Prise de position CAPAS sur la modification de l’article 50 LEI

Le CAPAS a pris position dans le cadre de la procédure de consultation fédérale « Garantir la pratique pour raisons personnelles majeures visées à l’article 50 LEI en cas de violence domestique », issue de l’initiative parlementaire 21.504. Il salue et approuve cet avant projet de loi. Consulter la prise de position.

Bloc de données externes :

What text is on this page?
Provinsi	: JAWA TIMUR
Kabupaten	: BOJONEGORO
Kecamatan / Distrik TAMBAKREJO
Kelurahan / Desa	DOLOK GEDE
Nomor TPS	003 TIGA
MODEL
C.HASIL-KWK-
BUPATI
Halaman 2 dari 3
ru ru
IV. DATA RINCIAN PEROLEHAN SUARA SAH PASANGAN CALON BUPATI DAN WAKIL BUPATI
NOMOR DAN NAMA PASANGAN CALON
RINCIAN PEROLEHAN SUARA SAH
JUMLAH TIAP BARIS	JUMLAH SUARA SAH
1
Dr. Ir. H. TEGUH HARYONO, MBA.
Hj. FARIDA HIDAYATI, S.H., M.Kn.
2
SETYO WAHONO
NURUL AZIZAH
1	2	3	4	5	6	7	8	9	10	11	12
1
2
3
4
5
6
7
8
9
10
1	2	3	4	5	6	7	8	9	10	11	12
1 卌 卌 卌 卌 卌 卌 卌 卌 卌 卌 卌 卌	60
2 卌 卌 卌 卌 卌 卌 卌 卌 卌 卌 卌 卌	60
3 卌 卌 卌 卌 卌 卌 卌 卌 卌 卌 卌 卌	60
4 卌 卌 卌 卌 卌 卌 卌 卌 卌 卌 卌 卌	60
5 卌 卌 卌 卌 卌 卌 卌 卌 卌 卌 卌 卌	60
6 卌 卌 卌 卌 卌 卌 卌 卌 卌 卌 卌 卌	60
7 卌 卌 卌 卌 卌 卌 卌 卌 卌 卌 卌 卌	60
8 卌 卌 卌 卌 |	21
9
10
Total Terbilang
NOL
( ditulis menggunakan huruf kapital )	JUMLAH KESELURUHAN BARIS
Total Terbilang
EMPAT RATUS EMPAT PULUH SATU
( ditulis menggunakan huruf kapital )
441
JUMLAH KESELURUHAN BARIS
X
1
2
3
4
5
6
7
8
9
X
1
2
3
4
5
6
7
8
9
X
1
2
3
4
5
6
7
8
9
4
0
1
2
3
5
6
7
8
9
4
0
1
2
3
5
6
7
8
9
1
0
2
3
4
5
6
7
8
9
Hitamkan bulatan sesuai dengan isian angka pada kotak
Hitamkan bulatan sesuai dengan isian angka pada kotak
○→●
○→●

L’article 50 de la Loi sur les étrangers et l’intégration (LEI) vise à protéger les personnes étrangères (majoritairement des femmes) victimes de violences conjugales, en permettant de prolonger l’autorisation de séjour des personnes venues par regroupement familial lorsqu’il y a rupture de la vie commune.

Un droit trop limité

Actuellement, le droit prévu par cet article est uniquement accordé aux épouses et époux de Suisses et de titulaires d’un permis C. Ainsi, en cas de séparation, certaines personnes migrantes victimes de violences domestiques risquent d’être expulsées de Suisse si leur permis de séjour dépend de la non-dissolution de leur union. Se trouve ainsi en balance une situation de violence pour elles-mêmes et souvent leurs enfants et leur titre de séjour. Le nouveau texte de loi souhaite ouvrir la protection à toutes les victimes indépendamment du statut de séjour ou de la nationalité de leur conjoint∙e qu’elles et ils soient titulaires d’un permis B, L ou F.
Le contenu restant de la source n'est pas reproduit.